Mitchell shook his head, backing up. “It is not safe here, Janey. I’m leaving.” With that, Mitchell turned and ran back to the group of children watching them.

Janey kept her eyes on the pond as she backed slowly away from it before turning to run back to the safety of the schoolyard.


Over one hundred years later, six-year-old Kiley sat in the back seat of the Dodge Dart as it started to leave Petoskey, Michigan, the trunk loaded with groceries. She looked out the window at the bright blue water of the bay. “What’s that, Aunt Judy?” she asked, pointing a finger across the bay to a billowing smokestack.

Judy glanced into the rearview mirror to see her niece before coming to a slow halt at a stop sign. Looking out the driver’s-side window, she followed the child’s pointing finger. “Across the bay? Is that where you’re looking?”

“Yes,” Kylie continued to point. “Where the smoke is.”

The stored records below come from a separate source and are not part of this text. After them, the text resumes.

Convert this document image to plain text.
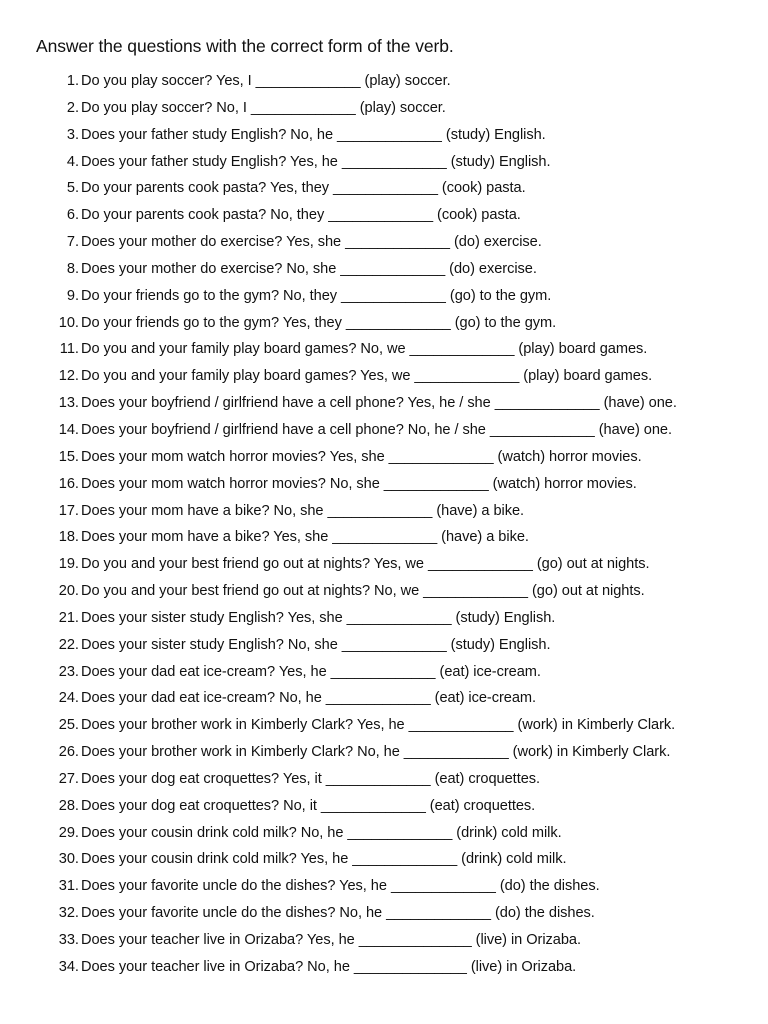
Answer the questions with the correct form of the verb.
1. Do you play soccer? Yes, I _____________ (play) soccer.
2. Do you play soccer? No, I _____________ (play) soccer.
3. Does your father study English? No, he _____________ (study) English.
4. Does your father study English? Yes, he _____________ (study) English.
5. Do your parents cook pasta? Yes, they _____________ (cook) pasta.
6. Do your parents cook pasta? No, they _____________ (cook) pasta.
7. Does your mother do exercise? Yes, she _____________ (do) exercise.
8. Does your mother do exercise? No, she _____________ (do) exercise.
9. Do your friends go to the gym? No, they _____________ (go) to the gym.
10. Do your friends go to the gym? Yes, they _____________ (go) to the gym.
11. Do you and your family play board games? No, we _____________ (play) board games.
12. Do you and your family play board games? Yes, we _____________ (play) board games.
13. Does your boyfriend / girlfriend have a cell phone? Yes, he / she _____________ (have) one.
14. Does your boyfriend / girlfriend have a cell phone? No, he / she _____________ (have) one.
15. Does your mom watch horror movies? Yes, she _____________ (watch) horror movies.
16. Does your mom watch horror movies? No, she _____________ (watch) horror movies.
17. Does your mom have a bike? No, she _____________ (have) a bike.
18. Does your mom have a bike? Yes, she _____________ (have) a bike.
19. Do you and your best friend go out at nights? Yes, we _____________ (go) out at nights.
20. Do you and your best friend go out at nights? No, we _____________ (go) out at nights.
21. Does your sister study English? Yes, she _____________ (study) English.
22. Does your sister study English? No, she _____________ (study) English.
23. Does your dad eat ice-cream? Yes, he _____________ (eat) ice-cream.
24. Does your dad eat ice-cream? No, he _____________ (eat) ice-cream.
25. Does your brother work in Kimberly Clark? Yes, he _____________ (work) in Kimberly Clark.
26. Does your brother work in Kimberly Clark? No, he _____________ (work) in Kimberly Clark.
27. Does your dog eat croquettes? Yes, it _____________ (eat) croquettes.
28. Does your dog eat croquettes? No, it _____________ (eat) croquettes.
29. Does your cousin drink cold milk? No, he _____________ (drink) cold milk.
30. Does your cousin drink cold milk? Yes, he _____________ (drink) cold milk.
31. Does your favorite uncle do the dishes? Yes, he _____________ (do) the dishes.
32. Does your favorite uncle do the dishes? No, he _____________ (do) the dishes.
33. Does your teacher live in Orizaba? Yes, he ______________ (live) in Orizaba.
34. Does your teacher live in Orizaba? No, he ______________ (live) in Orizaba.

“That’s the cement plant.”

“They make cement there?” Kylie confirmed, still gazing at the factory on the water’s edge.

“Yes, ma’am, they do.” Judy started to drive again, pulling onto the main road along the bay.

Kylie thought a moment as she continued to look out the window. “Do they make cement out of Petoskey stones? Is that why they chose to put it there?”

Judy let out a snort. “I don’t think so, honey. I think they grind up limestone to make cement.” She thought a moment as she drove along the steep cliff overlooking the Petoskey Tot Park they’d just left. It was Kylie’s reward for being a patient grocery shopper. “However, the beaches near the plant are some of the best places to find Petoskey stones, in my experience.”

Kylie glanced out the window again at the disappearing view. “Why?”

Judy smiled. “Word is, the bay has a steep drop-off not far from the cement plant. I would imagine that might create a prehistoric setting for the coral to grow that forms the Petoskey stones.”

“Prehistoric? So dinosaurs lived down there by the coral?”

Judy continued her smile, enjoying the child’s curiosity. “Maybe.”

Kylie looked at her shiny black Mary Janes that barely reached the edge of the car seat. “How deep is the drop-off, Aunt Judy?”

“I’m not sure, Kylie.”

Kylie absently picked a scab on her knee that peeked out from the skirt of her plaid dress. “Like, a mile?”

Judy glanced in the rearview mirror again before answering. “I think there are holes out there that are so deep that no one has found the bottom.”

“Not even scuba divers?”

“Nope. Remember, the springs coming up here make the water very cold. The deeper you go, the colder it gets.”


“Because the sun’s rays can’t warm it when it’s that deep.”

“So no people can go down there because it’s so cold?”

“Well, they wouldn’t be able to stay down for long if they did.”

Kylie quietly picked the scab as minutes of silence ticked by. “So there could be dinosaurs living down there, but no one would know it?”

Judy let out a snort. “Oh, I’m pretty sure people would know it if there were dinosaurs in the bay.”

Kylie used the skirt of her dress to daub at the blood that oozed from a deep part of her scab before folding her hands on her lap and staring at her shoes. “But there could be dinosaurs,” she said softly. “There could be.”

[1] The Crooked Tree, Wright, John C., 1917, Pages 146-148.